It’s a distinguishing fact of human psychology that people hate to be stereotyped, but love stereotyping others.
In today’s context, the issue of whether or not the Islamic State, a group of radical extremists terrorizing the Middle East, can be considered “Muslim” is at the forefront of a debate that’s taking place across the world. In the United States, the conversation became even more heated after President Obama remarked that “ISIL is not ‘Islamic'” but a “terrorist organization, pure and simple.”
If taken literally, Obama’s claim is dubious. The Atlantic ran a cover story by Graeme Wood that essentially debunked the idea. Like it or not, Wood argued, ISIS is Islamic, in that they derive their ideology – however warped – from Islamic teachings.
The most-articulate spokesmen for that position are the Islamic State’s officials and supporters themselves. They refer derisively to “moderns.” In conversation, they insist that they will not—cannot—waver from governing precepts that were embedded in Islam by the Prophet Muhammad and his earliest followers. They often speak in codes and allusions that sound odd or old-fashioned to non-Muslims, but refer to specific traditions and texts of early Islam.
Members of ISIS certainly believe they are Muslim and acting in strict concordance with that ideology.
A more careful reading of Obama’s remarks, however, suggests that he wasn’t arguing that the members of ISIS aren’t Muslims (as conservative media attacked him for), but that when you think of Islam, you would be remiss to view it as symbolized in ISIS. They may be Muslims, but they are certainly no ambassadors for Islam – the faith that over 1 billion people on Earth worship.
Furthermore, ISIS has positioned itself as conquerors, targeting weak areas in wartorn countries and quickly seizing land. Their behavior is driven not just by Islam, but by the practical concerns of a nascent group trying to gain power. It’s no secret that much of what ISIS does is driven by monetary concerns. They seize oil refineries, poppy fields, banks vaults, and hostages in order to enrich themselves and increase their might. Ignoring that motivation means making a huge mistake.
Enter former basketball star Kareem Abdul-Jabbar, himself a Muslim, who made the point with a profound eloquence.
While speaking to MSNBC’s Morning Joe, Abdul-Jabbar said viewing ISIS as representing Islam would be like viewing the Ku Klux Klan as representing Christianity. Both groups derive their ideologies from religion, but neither can be said to make a claim for the vast majority of people within them.

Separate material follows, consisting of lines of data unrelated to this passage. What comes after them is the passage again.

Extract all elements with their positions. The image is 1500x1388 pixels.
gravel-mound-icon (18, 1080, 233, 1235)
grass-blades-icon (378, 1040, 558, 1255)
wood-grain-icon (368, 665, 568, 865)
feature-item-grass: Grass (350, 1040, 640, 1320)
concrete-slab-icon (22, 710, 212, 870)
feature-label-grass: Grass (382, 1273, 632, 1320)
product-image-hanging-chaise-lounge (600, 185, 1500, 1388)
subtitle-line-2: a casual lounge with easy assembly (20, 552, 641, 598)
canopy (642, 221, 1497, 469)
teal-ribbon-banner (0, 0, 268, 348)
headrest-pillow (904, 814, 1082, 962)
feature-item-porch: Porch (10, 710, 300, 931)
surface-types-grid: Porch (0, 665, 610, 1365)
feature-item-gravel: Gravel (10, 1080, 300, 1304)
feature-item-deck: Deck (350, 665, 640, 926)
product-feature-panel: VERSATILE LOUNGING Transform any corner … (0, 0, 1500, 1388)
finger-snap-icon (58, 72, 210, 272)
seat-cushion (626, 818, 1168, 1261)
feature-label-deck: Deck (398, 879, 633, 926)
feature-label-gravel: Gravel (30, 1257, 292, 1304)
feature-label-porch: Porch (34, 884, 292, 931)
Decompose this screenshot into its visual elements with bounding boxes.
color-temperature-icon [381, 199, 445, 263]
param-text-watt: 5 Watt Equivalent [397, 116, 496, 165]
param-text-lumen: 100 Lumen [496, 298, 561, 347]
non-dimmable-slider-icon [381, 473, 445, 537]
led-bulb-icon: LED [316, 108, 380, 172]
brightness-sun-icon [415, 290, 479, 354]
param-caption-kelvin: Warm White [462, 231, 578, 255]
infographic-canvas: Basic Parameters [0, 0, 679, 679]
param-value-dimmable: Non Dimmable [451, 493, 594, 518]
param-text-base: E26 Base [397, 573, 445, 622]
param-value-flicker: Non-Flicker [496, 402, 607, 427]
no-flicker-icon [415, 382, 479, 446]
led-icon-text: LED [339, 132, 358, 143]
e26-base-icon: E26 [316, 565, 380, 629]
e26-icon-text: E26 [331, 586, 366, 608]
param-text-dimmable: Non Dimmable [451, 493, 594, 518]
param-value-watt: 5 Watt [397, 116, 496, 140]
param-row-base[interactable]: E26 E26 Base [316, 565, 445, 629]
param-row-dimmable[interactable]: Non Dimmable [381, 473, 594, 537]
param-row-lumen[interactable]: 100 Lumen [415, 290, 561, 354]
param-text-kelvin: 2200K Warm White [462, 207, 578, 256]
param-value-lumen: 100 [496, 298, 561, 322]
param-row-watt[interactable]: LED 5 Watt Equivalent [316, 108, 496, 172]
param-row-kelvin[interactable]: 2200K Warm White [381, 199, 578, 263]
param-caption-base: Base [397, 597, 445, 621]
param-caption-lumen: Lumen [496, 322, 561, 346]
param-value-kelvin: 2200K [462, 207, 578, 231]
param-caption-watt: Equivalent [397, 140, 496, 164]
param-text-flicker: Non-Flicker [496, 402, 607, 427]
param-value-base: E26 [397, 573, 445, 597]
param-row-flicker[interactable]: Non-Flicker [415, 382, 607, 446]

“You can make parallels to things that have happened here in America. Like the Ku Klux Klan saying they are the Christian knights,” Abdul-Jabbar pointed out. “And they do not practice Christianity.”
In much the same way as ISIS, the KKK and other hate groups have always used religion as a way of justifying atrocities and hatred towards other groups.
“People use that as an excuse. It’s not an excuse, it’s no excuse and oppressing one group means that we have to look out, all groups have to get together to fight that type of oppression, because we all should be free.”
In this way, these hate groups have more in common than different. One need only to look at historical examples to find ample proof that Christian groups were capable of savagery that ISIS would recognize in their own. If people point to the fact that the KKK is (relatively) muted in recent decades, the thanks lies squarely with moderate people pushing society towards no longer tolerating the group’s terrorism. The KKK didn’t suddenly grow a sense of morality – they were aggressively suppressed by the people and the United States government until they were a non-factor.
Dismantling the KKK didn’t require the destruction of Christianity, but rather a shift from the virulently toxic form advocated by the hate group towards a more tolerant one. If ISIS is to be defeated, the goal has to be similar. Condemning all Muslims in an effort to cleanse the world of ISIS would be similarly unachievable, and ultimately foolish.